Department History: A long-term view of biostatistics discovery by Stuart G. Baker

Stuart BakerIt was the summer of 1983 at Harvard Biostatistics. Marvin Zelen was Department Chair.  As graduate students, Nick Lange and I had designed a Harvard Biostatistics t-shirt which depicted a Cauchy distribution with the phrase “BEYØND ALL E(Xp)ECTATIØNS: βIOSTATISTICS.”  Also, that summer, the Department of Biostatistics organized the student-versus-faculty softball game. My friend Karen was visiting me and was the student-team pitcher, by virtue of her having played on her college team.  Marvin Zelen was the pitcher for the faculty.

A few years previously Marvin Zelen had proposed the randomized consent design. In this design, investigators randomize patients to group 1 with only treatment A or to group 2 with a choice between treatment A or treatment B. This design appeals to both clinicians and patients.  The statistical challenge was the mixture of participants receiving A and B  in group 2, which dilutes the effect and complicates the interpretation.  I was interested modeling and thinking about hypothetical scenarios.  My key idea was classifying patients as a type who would choose A if offered and a type who would choose B if offered.  Much later these types were called principal strata.
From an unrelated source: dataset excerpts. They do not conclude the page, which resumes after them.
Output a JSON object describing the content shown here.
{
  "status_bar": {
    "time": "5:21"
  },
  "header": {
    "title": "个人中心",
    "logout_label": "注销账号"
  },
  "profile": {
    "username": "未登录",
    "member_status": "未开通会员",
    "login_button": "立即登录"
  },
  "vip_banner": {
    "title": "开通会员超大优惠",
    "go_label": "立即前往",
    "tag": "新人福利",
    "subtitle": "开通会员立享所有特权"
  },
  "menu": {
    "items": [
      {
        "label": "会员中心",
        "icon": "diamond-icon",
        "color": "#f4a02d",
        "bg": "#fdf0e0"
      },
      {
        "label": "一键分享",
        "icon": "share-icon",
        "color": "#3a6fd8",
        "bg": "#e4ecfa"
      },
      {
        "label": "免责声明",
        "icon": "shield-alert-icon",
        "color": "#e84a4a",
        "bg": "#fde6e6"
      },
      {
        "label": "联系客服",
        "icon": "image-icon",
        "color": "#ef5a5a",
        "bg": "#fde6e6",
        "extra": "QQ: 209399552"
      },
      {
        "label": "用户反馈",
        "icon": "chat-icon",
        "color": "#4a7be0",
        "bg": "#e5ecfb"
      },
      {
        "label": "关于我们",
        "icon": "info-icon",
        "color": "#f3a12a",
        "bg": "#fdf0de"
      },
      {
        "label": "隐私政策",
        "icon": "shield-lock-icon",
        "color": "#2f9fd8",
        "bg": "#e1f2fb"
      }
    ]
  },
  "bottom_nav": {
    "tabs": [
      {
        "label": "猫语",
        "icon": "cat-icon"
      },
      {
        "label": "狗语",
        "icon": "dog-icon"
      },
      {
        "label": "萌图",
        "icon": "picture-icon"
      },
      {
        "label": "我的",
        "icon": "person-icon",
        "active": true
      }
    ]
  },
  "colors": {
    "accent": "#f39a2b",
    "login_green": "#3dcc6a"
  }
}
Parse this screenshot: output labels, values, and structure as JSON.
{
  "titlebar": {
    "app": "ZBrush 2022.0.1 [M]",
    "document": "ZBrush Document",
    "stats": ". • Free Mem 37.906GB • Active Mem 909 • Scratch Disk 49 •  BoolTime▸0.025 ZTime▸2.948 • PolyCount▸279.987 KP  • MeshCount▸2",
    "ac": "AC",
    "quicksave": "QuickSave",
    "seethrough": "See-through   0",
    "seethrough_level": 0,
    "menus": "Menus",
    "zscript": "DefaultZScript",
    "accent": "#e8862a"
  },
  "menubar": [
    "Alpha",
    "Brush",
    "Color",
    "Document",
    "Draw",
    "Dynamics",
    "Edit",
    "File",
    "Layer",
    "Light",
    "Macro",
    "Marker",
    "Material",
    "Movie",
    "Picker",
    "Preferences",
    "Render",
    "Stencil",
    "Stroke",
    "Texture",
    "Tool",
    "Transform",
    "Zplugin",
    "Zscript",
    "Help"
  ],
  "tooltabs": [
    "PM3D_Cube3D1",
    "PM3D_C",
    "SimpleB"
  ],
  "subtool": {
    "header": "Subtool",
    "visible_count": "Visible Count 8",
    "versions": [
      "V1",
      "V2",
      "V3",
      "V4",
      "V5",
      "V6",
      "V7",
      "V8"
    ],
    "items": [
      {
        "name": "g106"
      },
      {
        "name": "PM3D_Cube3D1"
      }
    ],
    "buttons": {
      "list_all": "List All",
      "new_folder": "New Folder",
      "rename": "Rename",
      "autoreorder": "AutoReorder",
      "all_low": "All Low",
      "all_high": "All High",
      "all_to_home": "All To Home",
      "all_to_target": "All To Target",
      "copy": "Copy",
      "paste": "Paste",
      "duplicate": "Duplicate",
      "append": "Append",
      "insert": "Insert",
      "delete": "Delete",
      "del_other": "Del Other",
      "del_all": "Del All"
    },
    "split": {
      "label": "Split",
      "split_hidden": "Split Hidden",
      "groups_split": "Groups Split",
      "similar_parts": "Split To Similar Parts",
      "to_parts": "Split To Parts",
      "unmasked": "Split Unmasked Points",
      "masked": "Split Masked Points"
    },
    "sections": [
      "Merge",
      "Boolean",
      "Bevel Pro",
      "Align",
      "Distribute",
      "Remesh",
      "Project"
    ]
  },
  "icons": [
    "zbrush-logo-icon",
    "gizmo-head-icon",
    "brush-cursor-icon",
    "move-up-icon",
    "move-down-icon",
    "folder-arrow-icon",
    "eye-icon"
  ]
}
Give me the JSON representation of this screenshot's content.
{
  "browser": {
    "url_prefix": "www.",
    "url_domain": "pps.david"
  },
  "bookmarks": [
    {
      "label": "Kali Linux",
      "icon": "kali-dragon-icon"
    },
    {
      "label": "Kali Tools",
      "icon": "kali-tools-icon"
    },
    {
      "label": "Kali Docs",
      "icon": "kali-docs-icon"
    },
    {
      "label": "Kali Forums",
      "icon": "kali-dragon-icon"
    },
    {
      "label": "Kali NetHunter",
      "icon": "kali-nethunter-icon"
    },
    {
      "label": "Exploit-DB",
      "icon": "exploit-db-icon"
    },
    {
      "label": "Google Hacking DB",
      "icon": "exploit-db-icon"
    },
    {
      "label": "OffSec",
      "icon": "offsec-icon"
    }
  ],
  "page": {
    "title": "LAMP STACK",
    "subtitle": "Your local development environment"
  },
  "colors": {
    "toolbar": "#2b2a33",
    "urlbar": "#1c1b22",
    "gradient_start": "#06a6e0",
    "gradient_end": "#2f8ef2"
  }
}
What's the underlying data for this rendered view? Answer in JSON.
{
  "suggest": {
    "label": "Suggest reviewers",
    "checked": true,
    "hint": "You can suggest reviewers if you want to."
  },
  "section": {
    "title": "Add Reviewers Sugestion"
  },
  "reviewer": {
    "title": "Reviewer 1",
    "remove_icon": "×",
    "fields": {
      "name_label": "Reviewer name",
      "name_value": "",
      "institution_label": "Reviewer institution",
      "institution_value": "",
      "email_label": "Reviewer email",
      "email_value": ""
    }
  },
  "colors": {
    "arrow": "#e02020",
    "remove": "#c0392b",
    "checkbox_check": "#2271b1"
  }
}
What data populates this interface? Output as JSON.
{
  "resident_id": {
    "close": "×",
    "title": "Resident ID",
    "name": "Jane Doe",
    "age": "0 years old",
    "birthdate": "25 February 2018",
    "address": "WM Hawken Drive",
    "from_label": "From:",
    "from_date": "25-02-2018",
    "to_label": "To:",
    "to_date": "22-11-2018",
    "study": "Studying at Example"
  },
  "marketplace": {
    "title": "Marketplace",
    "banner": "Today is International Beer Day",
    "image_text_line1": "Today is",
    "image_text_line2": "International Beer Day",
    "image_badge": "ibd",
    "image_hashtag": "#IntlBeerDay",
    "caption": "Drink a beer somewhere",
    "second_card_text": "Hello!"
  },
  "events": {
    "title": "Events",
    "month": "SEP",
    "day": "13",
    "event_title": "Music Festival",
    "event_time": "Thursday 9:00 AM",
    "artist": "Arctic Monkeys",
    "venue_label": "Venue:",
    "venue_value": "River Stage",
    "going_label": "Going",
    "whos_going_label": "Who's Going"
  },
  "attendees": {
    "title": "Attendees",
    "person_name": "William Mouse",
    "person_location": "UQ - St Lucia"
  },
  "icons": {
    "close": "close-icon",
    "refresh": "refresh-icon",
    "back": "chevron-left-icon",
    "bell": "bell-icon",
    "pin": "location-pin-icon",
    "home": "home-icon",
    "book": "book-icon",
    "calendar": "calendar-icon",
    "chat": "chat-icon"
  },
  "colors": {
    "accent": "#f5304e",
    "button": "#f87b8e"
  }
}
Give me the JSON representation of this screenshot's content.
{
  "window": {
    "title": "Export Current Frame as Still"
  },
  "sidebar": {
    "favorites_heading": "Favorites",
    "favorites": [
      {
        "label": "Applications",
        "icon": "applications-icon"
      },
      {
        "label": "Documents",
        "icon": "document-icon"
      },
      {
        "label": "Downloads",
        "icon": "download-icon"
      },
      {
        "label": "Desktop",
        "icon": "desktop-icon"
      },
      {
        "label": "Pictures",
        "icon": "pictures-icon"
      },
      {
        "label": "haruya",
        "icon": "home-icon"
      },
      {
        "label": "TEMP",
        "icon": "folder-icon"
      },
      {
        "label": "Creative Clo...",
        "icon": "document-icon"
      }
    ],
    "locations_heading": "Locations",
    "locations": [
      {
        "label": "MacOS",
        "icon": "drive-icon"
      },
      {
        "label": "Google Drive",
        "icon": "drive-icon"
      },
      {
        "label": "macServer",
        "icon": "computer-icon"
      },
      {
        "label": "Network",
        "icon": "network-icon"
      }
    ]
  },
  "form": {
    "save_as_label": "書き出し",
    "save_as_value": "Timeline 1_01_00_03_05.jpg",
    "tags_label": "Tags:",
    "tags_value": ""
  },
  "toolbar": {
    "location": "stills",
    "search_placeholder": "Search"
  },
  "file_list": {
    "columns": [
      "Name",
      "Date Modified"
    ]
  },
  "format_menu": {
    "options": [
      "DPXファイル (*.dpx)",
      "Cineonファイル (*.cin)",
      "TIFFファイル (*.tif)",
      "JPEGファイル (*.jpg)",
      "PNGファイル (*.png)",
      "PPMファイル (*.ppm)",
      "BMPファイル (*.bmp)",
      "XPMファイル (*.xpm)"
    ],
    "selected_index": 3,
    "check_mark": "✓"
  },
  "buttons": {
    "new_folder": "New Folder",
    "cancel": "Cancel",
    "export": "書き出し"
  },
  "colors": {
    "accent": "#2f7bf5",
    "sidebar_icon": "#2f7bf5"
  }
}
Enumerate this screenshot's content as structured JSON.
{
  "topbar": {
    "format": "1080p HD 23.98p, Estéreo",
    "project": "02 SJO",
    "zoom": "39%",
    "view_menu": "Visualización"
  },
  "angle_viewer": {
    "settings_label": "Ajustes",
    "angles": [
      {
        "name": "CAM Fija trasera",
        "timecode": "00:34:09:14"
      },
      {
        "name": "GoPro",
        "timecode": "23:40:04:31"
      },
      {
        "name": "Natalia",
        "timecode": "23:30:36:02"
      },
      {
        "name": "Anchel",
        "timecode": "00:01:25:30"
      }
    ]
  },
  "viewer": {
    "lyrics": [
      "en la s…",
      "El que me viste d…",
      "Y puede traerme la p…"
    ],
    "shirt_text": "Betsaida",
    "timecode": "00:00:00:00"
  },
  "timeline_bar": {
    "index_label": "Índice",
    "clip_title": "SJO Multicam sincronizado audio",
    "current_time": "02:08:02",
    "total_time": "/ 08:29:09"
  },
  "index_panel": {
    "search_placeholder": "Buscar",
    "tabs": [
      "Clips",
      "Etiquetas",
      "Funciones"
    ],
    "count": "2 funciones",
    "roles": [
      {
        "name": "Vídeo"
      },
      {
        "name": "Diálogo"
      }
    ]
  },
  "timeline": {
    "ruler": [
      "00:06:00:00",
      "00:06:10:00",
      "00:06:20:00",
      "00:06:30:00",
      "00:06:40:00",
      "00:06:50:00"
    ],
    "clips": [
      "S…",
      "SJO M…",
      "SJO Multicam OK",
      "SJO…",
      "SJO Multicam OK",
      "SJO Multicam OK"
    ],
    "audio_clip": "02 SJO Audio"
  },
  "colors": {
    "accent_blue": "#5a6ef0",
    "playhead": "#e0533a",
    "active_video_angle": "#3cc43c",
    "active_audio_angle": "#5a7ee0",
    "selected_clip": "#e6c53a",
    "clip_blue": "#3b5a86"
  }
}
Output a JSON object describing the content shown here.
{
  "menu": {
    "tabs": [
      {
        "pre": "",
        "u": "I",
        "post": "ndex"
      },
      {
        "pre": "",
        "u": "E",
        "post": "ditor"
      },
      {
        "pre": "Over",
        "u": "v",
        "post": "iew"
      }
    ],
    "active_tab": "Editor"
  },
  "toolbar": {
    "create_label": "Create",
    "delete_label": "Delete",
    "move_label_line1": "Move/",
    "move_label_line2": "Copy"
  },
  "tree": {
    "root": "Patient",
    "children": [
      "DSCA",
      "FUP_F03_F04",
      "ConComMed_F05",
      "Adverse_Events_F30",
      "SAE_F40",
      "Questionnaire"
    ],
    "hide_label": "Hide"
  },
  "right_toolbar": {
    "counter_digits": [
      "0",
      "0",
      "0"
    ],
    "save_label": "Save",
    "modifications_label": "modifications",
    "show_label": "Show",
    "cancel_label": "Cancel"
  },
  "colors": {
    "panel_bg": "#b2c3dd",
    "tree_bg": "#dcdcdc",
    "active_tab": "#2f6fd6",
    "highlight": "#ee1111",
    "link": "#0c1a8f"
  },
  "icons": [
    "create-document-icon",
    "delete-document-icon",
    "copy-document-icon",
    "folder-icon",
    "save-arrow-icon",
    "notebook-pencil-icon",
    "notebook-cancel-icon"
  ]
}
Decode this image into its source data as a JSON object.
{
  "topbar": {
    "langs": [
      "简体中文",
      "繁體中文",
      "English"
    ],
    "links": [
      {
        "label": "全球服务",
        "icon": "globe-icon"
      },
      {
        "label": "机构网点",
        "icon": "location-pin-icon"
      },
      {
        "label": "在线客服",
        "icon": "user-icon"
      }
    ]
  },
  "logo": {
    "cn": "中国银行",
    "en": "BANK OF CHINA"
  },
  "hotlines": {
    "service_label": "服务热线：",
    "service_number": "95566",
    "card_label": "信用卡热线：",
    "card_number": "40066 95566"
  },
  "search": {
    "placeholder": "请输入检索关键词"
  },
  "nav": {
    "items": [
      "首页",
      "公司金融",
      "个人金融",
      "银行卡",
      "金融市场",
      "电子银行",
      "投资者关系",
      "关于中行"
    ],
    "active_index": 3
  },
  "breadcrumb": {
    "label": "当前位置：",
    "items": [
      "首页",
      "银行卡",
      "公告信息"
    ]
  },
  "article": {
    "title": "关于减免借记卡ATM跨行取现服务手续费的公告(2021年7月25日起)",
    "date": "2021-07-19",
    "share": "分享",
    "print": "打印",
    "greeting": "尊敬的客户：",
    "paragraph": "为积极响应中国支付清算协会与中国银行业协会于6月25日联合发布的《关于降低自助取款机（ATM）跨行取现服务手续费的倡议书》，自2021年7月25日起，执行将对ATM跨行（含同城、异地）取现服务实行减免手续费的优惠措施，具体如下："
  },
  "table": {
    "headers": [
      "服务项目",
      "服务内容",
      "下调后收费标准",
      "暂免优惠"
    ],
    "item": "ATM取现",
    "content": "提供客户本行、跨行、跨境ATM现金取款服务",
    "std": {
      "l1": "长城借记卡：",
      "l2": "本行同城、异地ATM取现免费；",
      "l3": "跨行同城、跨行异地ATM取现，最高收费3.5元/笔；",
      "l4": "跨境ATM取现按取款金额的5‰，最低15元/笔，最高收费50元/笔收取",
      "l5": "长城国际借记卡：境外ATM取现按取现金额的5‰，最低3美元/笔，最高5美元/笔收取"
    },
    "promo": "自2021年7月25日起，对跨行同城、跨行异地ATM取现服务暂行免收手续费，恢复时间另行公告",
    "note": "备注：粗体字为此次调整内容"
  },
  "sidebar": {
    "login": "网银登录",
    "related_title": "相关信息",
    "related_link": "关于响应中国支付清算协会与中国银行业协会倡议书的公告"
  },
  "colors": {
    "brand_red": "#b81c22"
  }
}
With this formulation, I obtained a maximum likelihood estimate of the difference in outcome between A and B among patients who would choose B if offered. This was an early version of LATE (discussed) below.  I wrote up this idea as a draft manuscript.  Although I thought it was a nice result, it did not affect the power of the trial.  As I did not receive any encouragement from my mentors, I did not try to publish it.

Fast forward to 1994.  I extended the approach to a more interesting case in which group 1 also chooses between A and B but with different probabilities than in group 2.  I did not have a randomized trial example, but Karen (now my wife) suggested an application from her field of obstetric anesthesiology that involved changes in availability of epidural analgesia in a before-and-after study. That same year, unbeknownst to me, economists Guido Imbens and Joshua Angrist published a paper on the local average treatment effect (LATE). This was the same basic formulation as my 1994 paper with Karen.  The key to solving this more interesting case was assuming no irrational choices.

The paper by Imbens and Angrist involved a randomized trial, continuous outcomes, and economics.  Therefore, it caught much more interest than my 1994 paper with Karen, which involved a set of before-and-after studies, a binary outcome, and biostatistics.  Once a paper becomes the “go-to” citation, there is no incentive for others to find connections with contemporaneous or earlier work.  In 2021, the LATE formulation helped Imbens and Angrist win the Nobel Prize in Economics.

In a just published paper in Chance magazine “Multiple discoveries in causal inference: LATE for the party,” Karen and I discuss many parallel histories involving the discovery of LATE.  Although Karen and I did not get a trip to Stockholm, we had the satisfaction of knowing that the idea we had nurtured for years had a substantial impact on a wide range of fields.

I still have my 1983 paper with the early version of LATE.  For those interested, a copy of the paper is available in an online supplement to Baker SG, Kramer BS, Lindeman KS. Latent class instrumental variables: a clinical and biostatistical perspective Stat Med. 2016  I am proud that a graduate student’s creative idea and instinct that the results were important (even though I did not publish it) were on the mark.

If there is any lesson to be learned from this that I could impart to others, it is to trust yourself. You should share your work with others and get feedback.  However, even if others are not enthusiastic, if you think you are on the right track and no one has found a serious flaw, then keep at it.